There is no need to drown in tears, panic and bad feelings – yet I did many times.
But that realization also gave me a new sense of power each time.
I started to understand that I AM NOT my failure. Failure is just an event. It just is. It’s like a child learning to walk. You drop a hundred times before it’s you get the hang of walking.
You never said as the cute and clumsy toddler that you were: “Ok, fuck it, I probably will never walk, so I’ll stay here on the floor, crawling for the rest of my life.”
No. Everyone around you walked upright, and why shouldn’t you? You didn’t IDENTIFY with dropping back on the floor.
Did you ever observe children when they learn to walk?
They even laugh their asses off when they drop on the floor, maybe clap their hands in excitement about making it on their own feet and then get back up.
It’s hilarious and wonderful. And yes – that was you, too! You have it inside of you. Everyone has. We all are bold adventurers. We all can make everything happen. And we can make it easy, or we can make it hard.
It’s always just a choice.
The disaster is, though, that somewhere along the time when we grew up, we learned that failing is something bad.
We learned that failing means that we are not enough. By being judged in school (and whatever else), we learned to focus on what we are NOT good at. If you sucked at math – you were forced to work harder to become good at it. Meanwhile, you maybe were a stunning artist, that got barely recognized, or even less supported or acclaimed.
Our school system is from the past, and it changes, slowly. Our thinking is from the past. Focusing on what doesn’t work – simply doesn’t work.
It doesn’t make any sense to now resent your teachers and everybody who showed you this “wrong” way of thinking – and if you have to, if resentment IS coming up, let it come up and then DECIDE to forgive and let it go.
The way out is to rewire your brain. Start to detach from your failures, mistakes, errors – however you want to call it.
They are only events in your life, but they are not YOU, and YOU are not them.
They don’t define your sense of worth.
But they DO define you as a person.
And that’s great news actually because when you make them your friends, you can learn awesome stuff.
Every time you drop back on the floor, you know what doesn’t work, and you can focus back on what probably does work AND what you want.
Stay focused on what you want. Not what you think you should want. Not what you think others want you to want. Not what you think would be appropriate to want or what you maybe could have if you wanted it. Nope, nope, all of it nope.
Focus on what YOU want.
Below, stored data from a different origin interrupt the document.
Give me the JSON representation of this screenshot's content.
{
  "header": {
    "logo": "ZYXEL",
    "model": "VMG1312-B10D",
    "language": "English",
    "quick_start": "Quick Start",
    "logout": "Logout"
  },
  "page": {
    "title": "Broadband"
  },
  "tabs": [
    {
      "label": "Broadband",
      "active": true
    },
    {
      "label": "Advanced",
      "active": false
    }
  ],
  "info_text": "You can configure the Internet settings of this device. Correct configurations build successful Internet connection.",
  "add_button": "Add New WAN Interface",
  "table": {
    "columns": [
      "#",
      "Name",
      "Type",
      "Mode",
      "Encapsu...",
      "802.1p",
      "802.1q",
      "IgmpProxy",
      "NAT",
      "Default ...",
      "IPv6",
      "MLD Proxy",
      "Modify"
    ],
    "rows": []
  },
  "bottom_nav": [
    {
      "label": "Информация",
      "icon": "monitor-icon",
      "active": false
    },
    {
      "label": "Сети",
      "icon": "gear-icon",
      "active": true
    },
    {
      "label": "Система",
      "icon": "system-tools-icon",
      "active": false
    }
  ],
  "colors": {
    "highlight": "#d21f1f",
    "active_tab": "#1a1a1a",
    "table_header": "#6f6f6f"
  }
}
What your heart desires. On what you know is yours, like you knew you WILL walk.
And then move towards it, step by step. Be your own best friend on that journey and cheer yourself up instead of pulling yourself down.
It can be a super helpful practice for you to take 5 minutes every evening and recall what went well during your day.
Write it down.
You can write down what went well and what you achieved.
Acknowledge even the small things, like cooking lunch or cleaning the bathroom. Everything counts. Even tying your shoes.
We do so many things each day and totally forget that many of them are not guaranteed.
Make yourself a hero!
You can make your notes each night in your phone, a notebook or index cards that you put into a box.
It will make you feel good immediately, and if you feel especially down, you can review ALL YOUR AWESOME ACHIEVEMENTS.
You and you alone can rewrite the story of your life from one of failure and despair into one of achievement and power.